Dénonciation obligatoire de la fraude fiscale au procureur de la République

Par une QPC transmise au Conseil constitutionnel par le Conseil d’État, une association reproche à plusieurs titres à l’article L. 228 du Livre des procédures fiscales qui institue une obligation de déclaration des faits, par l’administration fiscale, au procureur de la République, d’instaurer des différences de traitement inconstitutionnelles. En premier lieu, elle considère injustifiée la distinction établie entre les contribuables pour lesquels l’administration est tenue de dénoncer au procureur de la République des faits susceptibles de caractériser le délit de fraude fiscale et les autres contribuables. En deuxième lieu, en prévoyant que cette dénonciation, qui ne requiert pas l’avis conforme de la commission des infractions fiscales, dépend de l’application par l’administration de certaines pénalités fiscales, ces dispositions subordonneraient le bénéfice de la garantie que constitue cet avis à l’appréciation discrétionnaire de l’administration. En troisième lieu, en retenant également, comme critère de dénonciation obligatoire, le montant des droits éludés, elles établiraient une différence de traitement injustifiée entre les sociétés bénéficiaires et déficitaires. En dernier lieu, une autre différence de traitement inconstitutionnelle serait établie entre les sociétés contribuables ayant fait l’objet d’une majoration de 40 % en situation de réitération, selon qu’elles appartiennent ou non à un groupe fiscalement intégré. Il en résulterait une méconnaissance des principes d’égalité devant la loi et devant la procédure pénale. Par ailleurs, l’association requérante dénonce une méconnaissance du principe de personnalité des peines.
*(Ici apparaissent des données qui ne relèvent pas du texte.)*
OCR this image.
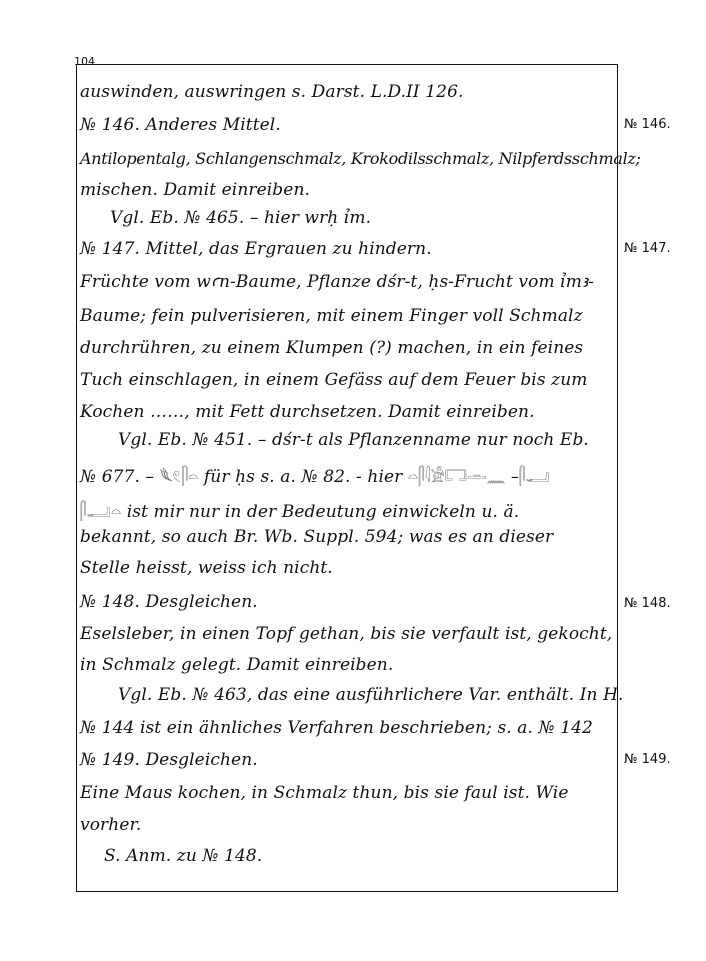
104
auswinden, auswringen s. Darst. L.D.II 126.
№ 146. Anderes Mittel.
Antilopentalg, Schlangenschmalz, Krokodilsschmalz, Nilpferdsschmalz;
mischen. Damit einreiben.
Vgl. Eb. № 465. – hier wrḥ ỉm.
№ 147. Mittel, das Ergrauen zu hindern.
Früchte vom wꜥn-Baume, Pflanze dśr-t, ḥs-Frucht vom ỉmꜣ-
Baume; fein pulverisieren, mit einem Finger voll Schmalz
durchrühren, zu einem Klumpen (?) machen, in ein feines
Tuch einschlagen, in einem Gefäss auf dem Feuer bis zum
Kochen ……, mit Fett durchsetzen. Damit einreiben.
Vgl. Eb. № 451. – dśr-t als Pflanzenname nur noch Eb.
№ 677. – 𓆰𓏲𓋴𓏏 für ḥs s. a. № 82. - hier 𓏏𓋴𓇋𓀀𓉐𓏛𓈖 –𓋴𓂝
𓋴𓂝𓏏 ist mir nur in der Bedeutung einwickeln u. ä.
bekannt, so auch Br. Wb. Suppl. 594; was es an dieser
Stelle heisst, weiss ich nicht.
№ 148. Desgleichen.
Eselsleber, in einen Topf gethan, bis sie verfault ist, gekocht,
in Schmalz gelegt. Damit einreiben.
Vgl. Eb. № 463, das eine ausführlichere Var. enthält. In H.
№ 144 ist ein ähnliches Verfahren beschrieben; s. a. № 142
№ 149. Desgleichen.
Eine Maus kochen, in Schmalz thun, bis sie faul ist. Wie
vorher.
S. Anm. zu № 148.
№ 146.
№ 147.
№ 148.
№ 149.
Le Conseil constitutionnel répond qu’en retenant les critères de dénonciation obligatoire précités, le législateur n’a pas instauré de discrimination injustifiée entre les contribuables.

Le législateur a entendu soumettre systématiquement au procureur de la République, aux fins de poursuites pénales, les faits de fraude fiscale les plus graves dont a connaissance l’administration. À cette fin, il a retenu comme critères de dénonciation obligatoire le fait que les droits éludés sont élevés et sont assortis de l’une des pénalités prévues dans les cas suivants : l’opposition à contrôle fiscal, la découverte d’une activité occulte faisant suite à une omission déclarative, l’abus de droit ou les manœuvres frauduleuses constatés au titre d’une insuffisance de déclaration, la rectification à raison du défaut de déclaration d’avoirs financiers détenus à l’étranger, la taxation forfaitaire à partir des éléments du train de vie en lien avec des trafics illicites ou, en cas de réitération, le défaut de déclaration dans les trente jours suivant la réception d’une mise en demeure, le manquement délibéré ou l’abus de droit, dans l’hypothèse où le contribuable n’a pas eu l’initiative principale de cet abus ou n’en a pas été le principal bénéficiaire. Ces critères, objectifs et rationnels, sont en lien avec le but poursuivi par le législateur. En deuxième lieu, l’administration est soumise, pour l’application des pénalités fiscales correspondant aux agissements précités, au respect des principes de légalité et d’égalité.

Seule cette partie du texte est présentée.